There was one point when they required the discharge that my sister didn't know how she was going to care for him due to his abusive behavior.  My counsel to her was if she was being abused or in a position where her husband was either a threat to himself or those around him was to call the police and have them take him away and then refuse the discharge once he was stable.  This would get him away from her and get him into the system as being abusive.  Even though he is not of sound mind.

I have also counseled her to seek legal help for how to divorce him and have him turned over to the custody of the state to deal with.  They are ruined financially.  The best thing to do would be a divorce, declare bankruptcy and have him be awarded custody of the state.  Then she get on with her life and live out her life with some independence as opposed to being burdened by caring for an abusive invalid with no income and no future.  It's not a matter of no longer loving him.  It's about being able to live your life without being a slave to his care and being destroyed financially.  

The very thing that terrifies me of happening if I become incapacitated due to disease or brain rot.  I have no doubt it is an extremely difficult decision to make.  I wouldn't want to make it.  I wouldn't want to end up or my wife to end up ruined financially because something terrible happened.  I wouldn't want my wife to be shackeled with caring for me if I was terrible to her regardless of being in a sound state of mind or not.  

What do you do when life changes and becomes unmanageable?  I recently wrote about the commitment a couple makes to each other when the get married.  Never giving up on each other or the relationship.  Does that apply in every circumstance?  My sister publicly posted their wedding vows made on their wedding day: 

I take you, Craig, to be my husband, in the presence of God. 

To grow with you in a love that has no limit 

To be faithful to you

To respect and care for you

To laugh and cry with you

And to share my whole life with you

Through the best and worst of all that is to come.

Everyone is saying they're continue to pray for them and their situation. One mutual friend said he would pray for courage. I agree with our mutual friend. Courage to either stick it out or courage to get out of the situation.

Is it okay to jump ship when life goes completely sideways? If there's no way out? Should either person be sentenced to a lifetime of misery due to circumstance? Is that really what you sign up for as you take your marriage vows before God, family and friends?
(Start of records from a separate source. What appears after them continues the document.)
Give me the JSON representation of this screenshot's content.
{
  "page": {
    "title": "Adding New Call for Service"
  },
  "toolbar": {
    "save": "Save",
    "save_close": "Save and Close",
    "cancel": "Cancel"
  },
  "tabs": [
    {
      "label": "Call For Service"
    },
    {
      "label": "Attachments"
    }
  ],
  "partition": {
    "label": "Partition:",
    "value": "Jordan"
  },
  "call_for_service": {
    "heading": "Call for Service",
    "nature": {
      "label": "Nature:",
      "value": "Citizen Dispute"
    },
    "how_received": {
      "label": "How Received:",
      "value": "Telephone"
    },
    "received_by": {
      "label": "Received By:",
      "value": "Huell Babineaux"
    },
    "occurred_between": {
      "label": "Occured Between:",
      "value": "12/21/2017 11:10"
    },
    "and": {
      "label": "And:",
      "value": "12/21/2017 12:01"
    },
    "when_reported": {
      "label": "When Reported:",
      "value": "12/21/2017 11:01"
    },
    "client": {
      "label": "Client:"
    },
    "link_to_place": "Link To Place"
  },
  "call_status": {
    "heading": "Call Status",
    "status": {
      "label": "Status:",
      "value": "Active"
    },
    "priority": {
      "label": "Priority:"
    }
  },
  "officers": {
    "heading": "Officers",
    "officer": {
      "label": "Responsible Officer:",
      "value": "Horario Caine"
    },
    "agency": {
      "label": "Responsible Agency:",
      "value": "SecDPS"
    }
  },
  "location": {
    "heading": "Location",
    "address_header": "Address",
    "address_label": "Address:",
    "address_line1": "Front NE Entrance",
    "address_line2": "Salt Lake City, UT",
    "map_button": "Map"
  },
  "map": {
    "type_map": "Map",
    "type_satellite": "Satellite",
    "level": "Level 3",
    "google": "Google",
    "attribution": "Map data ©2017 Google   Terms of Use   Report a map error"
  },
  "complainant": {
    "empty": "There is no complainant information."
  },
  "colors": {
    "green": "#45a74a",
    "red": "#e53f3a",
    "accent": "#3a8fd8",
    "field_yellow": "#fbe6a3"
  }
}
I don't know how to answer any of the questions or how one would go about reconciling a decision to stick it out or call it quits.

One of my modus operandi is to make a decision and make it good. In other words go all in. Make your bed and sleep in it.

The more I think about it the most caring thing one can do is draw up an end of life directive and have it notarized or done by a lawyer so it is legally binding. For me, I think I draw the line at once the heart stops, pull the plug. Or do not attempt resuscitation once the heart has been stoped for 3 minutes. Because let's face it - anything longer than that and the chances of having brain damage increase exponentially.

Their situation is awful tragedy and I wouldn't wish it on my worst enemy. Sometimes I feel like I'm a ruthless asshole for even suggesting walking away, getting a divorce and declaring bankruptcy so you can live the rest of your life without the burden that comes with taking care of a brain damaged invalid with no income. What kind of future is that? Would anyone want that for themselves or their spouse? I wouldn't want my wife's life to take a turn to find herself in that situation. What a mess.